Von Andreas Ostermeier, Eichenau

Die evangelische Kirche in Eichenau gewährt einem syrischen Flüchtling Asyl. Der 26 Jahre alte Mann ist aus Idlib im Nordwesten von Syrien geflohen. Durch das Kirchenasyl soll erreicht werden, dass der Mann in zwei Monaten einen Asylantrag in Deutschland stellen kann. Nach der Übereinkunft der EU-Staaten ist ihm dies eigentlich nicht möglich, denn er ist über Italien in die EU gelangt. Das bedeutet, dass er seinen Antrag in Italien stellen müsste. Das wolle man ihm ersparen, sagt Pfarrer Christoph Böhlau von der Eichenauer Friedenskirche. Denn nach Italien könne er seine Frau nicht nachholen, die sich noch in Syrien aufhält und dort den Angriffen des syrischen Militärs ausgesetzt ist.

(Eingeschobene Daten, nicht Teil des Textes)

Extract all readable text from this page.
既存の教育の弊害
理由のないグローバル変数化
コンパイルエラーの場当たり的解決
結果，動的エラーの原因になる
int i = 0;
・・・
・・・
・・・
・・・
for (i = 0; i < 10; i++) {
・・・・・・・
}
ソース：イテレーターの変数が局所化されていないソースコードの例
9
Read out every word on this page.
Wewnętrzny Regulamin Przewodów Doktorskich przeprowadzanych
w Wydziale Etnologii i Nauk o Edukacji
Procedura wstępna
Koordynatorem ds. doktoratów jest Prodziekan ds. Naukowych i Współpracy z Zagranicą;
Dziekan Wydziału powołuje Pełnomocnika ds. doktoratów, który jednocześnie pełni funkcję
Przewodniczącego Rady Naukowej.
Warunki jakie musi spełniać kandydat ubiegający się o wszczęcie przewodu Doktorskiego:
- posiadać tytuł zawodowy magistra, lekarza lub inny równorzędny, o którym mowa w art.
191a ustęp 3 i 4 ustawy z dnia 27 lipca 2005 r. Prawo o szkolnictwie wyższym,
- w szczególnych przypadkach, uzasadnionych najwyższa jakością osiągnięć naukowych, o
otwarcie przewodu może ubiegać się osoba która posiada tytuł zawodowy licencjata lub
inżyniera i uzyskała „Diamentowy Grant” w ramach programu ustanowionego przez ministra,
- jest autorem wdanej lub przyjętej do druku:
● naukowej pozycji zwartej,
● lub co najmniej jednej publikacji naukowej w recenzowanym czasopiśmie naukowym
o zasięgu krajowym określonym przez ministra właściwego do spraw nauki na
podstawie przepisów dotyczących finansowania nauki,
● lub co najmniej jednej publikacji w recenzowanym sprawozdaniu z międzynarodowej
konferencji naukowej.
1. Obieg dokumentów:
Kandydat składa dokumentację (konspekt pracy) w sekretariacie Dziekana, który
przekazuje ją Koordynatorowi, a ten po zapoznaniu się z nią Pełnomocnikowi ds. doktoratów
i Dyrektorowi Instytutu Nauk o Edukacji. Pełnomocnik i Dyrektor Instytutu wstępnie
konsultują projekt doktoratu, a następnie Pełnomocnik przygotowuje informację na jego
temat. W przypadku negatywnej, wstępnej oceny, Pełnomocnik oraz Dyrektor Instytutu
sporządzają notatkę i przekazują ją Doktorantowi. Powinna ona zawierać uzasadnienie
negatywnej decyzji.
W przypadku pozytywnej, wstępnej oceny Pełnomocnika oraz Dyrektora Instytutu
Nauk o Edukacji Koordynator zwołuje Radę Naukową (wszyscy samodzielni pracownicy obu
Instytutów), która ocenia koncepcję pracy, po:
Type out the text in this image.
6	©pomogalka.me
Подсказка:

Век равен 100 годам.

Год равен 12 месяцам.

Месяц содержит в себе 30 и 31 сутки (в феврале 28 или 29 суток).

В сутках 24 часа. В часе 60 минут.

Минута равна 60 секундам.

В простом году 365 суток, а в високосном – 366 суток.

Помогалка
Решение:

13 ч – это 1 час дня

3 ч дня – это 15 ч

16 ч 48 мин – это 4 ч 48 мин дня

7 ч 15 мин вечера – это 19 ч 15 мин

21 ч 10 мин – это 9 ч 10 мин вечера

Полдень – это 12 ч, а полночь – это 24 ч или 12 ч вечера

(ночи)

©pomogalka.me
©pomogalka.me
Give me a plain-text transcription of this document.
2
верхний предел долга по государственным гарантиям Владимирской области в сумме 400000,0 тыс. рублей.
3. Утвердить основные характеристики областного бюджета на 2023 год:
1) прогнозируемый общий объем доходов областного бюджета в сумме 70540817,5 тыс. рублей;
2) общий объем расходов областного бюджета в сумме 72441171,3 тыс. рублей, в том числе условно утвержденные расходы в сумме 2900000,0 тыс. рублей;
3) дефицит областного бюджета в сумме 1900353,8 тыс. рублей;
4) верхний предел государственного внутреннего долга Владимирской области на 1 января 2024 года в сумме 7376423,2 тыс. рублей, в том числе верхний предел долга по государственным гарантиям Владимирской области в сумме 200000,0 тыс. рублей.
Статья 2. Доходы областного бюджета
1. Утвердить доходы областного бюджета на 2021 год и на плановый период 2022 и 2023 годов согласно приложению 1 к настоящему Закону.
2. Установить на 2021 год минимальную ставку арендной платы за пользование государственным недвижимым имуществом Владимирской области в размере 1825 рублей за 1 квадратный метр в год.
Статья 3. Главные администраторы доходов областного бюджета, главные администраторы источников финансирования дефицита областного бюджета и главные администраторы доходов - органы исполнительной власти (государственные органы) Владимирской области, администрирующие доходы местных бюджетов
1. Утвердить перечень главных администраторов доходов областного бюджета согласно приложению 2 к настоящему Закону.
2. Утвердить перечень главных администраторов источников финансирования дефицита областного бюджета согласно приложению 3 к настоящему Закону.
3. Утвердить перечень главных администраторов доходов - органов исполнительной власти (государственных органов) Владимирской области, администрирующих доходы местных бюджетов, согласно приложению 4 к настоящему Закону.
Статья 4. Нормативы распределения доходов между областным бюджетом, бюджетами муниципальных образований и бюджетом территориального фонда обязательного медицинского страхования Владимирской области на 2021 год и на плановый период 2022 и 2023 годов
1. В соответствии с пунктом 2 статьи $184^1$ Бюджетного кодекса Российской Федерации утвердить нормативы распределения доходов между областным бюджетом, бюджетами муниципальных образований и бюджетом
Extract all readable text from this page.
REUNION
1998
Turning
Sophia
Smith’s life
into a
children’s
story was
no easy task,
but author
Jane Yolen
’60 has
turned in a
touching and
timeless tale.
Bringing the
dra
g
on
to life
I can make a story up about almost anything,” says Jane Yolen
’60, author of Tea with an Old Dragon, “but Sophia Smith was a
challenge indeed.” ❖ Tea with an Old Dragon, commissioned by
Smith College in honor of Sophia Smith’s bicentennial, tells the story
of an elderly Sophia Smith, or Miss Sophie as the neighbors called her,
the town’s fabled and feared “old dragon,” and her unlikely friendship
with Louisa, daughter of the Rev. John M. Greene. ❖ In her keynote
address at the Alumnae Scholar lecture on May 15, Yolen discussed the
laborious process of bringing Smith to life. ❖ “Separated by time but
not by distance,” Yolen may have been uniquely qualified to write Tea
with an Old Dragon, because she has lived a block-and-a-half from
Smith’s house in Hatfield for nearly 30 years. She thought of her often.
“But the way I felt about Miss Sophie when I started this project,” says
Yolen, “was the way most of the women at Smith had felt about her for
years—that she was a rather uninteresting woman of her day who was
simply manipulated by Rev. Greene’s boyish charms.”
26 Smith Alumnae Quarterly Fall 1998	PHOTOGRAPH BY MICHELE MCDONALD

Seit der Eroberung der Gegend nahe der türkischen Grenze wird die Stadt Idlib laut einer Mitteilung des Asylhelferkreises Eichenau von syrischen Truppen mit Fassbomben und Chlorgas beworfen. Täglich gebe es viele Tote, schreiben die Helfer. Der syrische Flüchtling fürchtet deshalb um das Leben seiner Frau. Auch ist es schwer, Nachrichten aus Idlib zu bekommen, denn die Telefon- und Internetverbindungen brechen immer wieder zusammen. Durch diese Situation sei der junge Syrer "einem enormen psychischen Druck ausgesetzt", sagt Böhlau zur Begründung des Kirchenasyls. "Wir machen uns Sorgen, dass er im Fall einer Abschiebung persönlichen Schaden nehmen wird."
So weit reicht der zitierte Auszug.